Standard library solution for data classes. Simple, no dependencies:

from dataclasses import dataclass
from typing import List, Optional

@dataclass
class User:
    id: int
    user_name: str
    email: str
    tags: List[str]
    profile: Optional[Profile] = None

Pydantic

Powerful data validation library, popular with FastAPI:

from pydantic import BaseModel, Field
from typing import List, Optional

class User(BaseModel):
    id: int
    user_name: str = Field(..., alias="userName")
    email: str
    tags: List[str]
    
    class Config:
        populate_by_name = True

TypedDict

Type hints for dictionaries, useful for type checking without runtime overhead:

from typing import TypedDict, List

class User(TypedDict):
    id: int
    user_name: str
    email: str
    tags: List[str]

When to Use Each Format

FormatBest ForFeatures
dataclassGeneral purpose, no depsAuto __init__, __repr__, __eq__
PydanticAPI validation, FastAPIValidation, serialization, aliases
TypedDictType checking onlyDict compatibility, no overhead

Options Explained

snake_case conversion

Converts camelCase JSON keys to Python's preferred snake_case:

// JSON: "firstName"
# Python: first_name

For Pydantic, this adds Field(alias="...") to map between formats.

Optional for nulls

When enabled, null values become Optional[T] with a default of None.

Type Mapping

JSONPython
stringstr
integerint
floatfloat
booleanbool
nullOptional[T] or None
arrayList[T]
objectNested class

Using Generated Classes

With dataclass

import json

# Parse JSON
data = json.loads(json_string)
user = User(**data)

# Access fields
print(user.user_name)

# Convert back to dict
from dataclasses import asdict
user_dict = asdict(user)

With Pydantic

# Parse JSON directly
user = User.model_validate_json(json_string)

# Or from dict
user = User(**data)

# Convert to JSON
json_output = user.model_dump_json()

# With aliases (original JSON keys)
json_output = user.model_dump_json(by_alias=True)

Working with APIs

For comprehensive JSON handling in Python, see our Python JSON Guide which covers parsing, serialization, and common patterns.

Related Tools

Frequently Asked Questions

Should I use dataclass or Pydantic?

Use dataclass for simple data containers without validation needs. Use Pydantic when you need validation, serialization, or are building APIs with FastAPI. Pydantic adds ~2ms overhead per parse but catches errors early.

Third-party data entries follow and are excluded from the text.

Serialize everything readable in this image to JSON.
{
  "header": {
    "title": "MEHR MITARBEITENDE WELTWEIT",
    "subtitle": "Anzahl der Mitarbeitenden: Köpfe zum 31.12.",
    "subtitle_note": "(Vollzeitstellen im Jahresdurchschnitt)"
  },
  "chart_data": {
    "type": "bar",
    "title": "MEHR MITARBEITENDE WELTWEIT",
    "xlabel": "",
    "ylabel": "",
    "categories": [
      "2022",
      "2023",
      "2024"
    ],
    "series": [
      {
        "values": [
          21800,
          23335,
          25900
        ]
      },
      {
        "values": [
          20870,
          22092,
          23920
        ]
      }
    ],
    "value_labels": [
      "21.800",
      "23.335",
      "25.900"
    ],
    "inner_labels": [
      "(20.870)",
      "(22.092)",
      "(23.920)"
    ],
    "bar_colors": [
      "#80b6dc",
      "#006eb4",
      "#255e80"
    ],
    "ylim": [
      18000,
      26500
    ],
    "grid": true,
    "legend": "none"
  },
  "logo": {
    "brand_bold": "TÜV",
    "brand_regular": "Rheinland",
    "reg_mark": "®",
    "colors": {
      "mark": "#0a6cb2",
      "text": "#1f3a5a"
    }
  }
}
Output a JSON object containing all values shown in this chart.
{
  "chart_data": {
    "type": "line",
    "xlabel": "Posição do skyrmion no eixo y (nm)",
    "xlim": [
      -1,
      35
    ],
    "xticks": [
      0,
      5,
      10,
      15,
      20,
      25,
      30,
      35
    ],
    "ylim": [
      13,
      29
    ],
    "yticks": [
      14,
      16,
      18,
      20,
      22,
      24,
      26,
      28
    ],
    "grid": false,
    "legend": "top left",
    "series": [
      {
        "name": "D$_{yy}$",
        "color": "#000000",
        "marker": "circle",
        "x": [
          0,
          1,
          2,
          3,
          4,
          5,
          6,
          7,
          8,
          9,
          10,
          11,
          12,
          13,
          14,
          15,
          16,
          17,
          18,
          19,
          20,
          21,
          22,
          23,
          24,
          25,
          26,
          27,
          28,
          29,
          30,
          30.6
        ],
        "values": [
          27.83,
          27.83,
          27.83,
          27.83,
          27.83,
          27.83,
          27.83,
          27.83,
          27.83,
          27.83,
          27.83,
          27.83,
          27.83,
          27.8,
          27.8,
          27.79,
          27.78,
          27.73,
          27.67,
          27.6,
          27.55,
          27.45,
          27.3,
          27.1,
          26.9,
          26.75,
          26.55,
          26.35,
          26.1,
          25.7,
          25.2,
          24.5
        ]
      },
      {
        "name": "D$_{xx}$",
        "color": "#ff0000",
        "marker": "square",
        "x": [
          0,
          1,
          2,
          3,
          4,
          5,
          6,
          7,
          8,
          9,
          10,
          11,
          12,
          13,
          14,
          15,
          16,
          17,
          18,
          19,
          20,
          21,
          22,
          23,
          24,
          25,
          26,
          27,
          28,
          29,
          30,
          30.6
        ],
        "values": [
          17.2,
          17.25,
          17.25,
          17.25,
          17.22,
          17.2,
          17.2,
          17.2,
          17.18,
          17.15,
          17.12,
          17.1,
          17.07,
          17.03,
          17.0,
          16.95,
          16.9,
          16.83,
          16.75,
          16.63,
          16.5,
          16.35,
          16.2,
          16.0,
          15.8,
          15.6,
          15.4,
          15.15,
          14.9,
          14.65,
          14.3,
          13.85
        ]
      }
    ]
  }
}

What Python version do I need?

Dataclasses require Python 3.7+. Pydantic v2 requires Python 3.8+. TypedDict requires Python 3.8+ (or typing_extensions for 3.7).

How do I handle nested objects?

The converter automatically generates separate classes for nested objects and uses them as type annotations. Dependencies are ordered correctly in the output.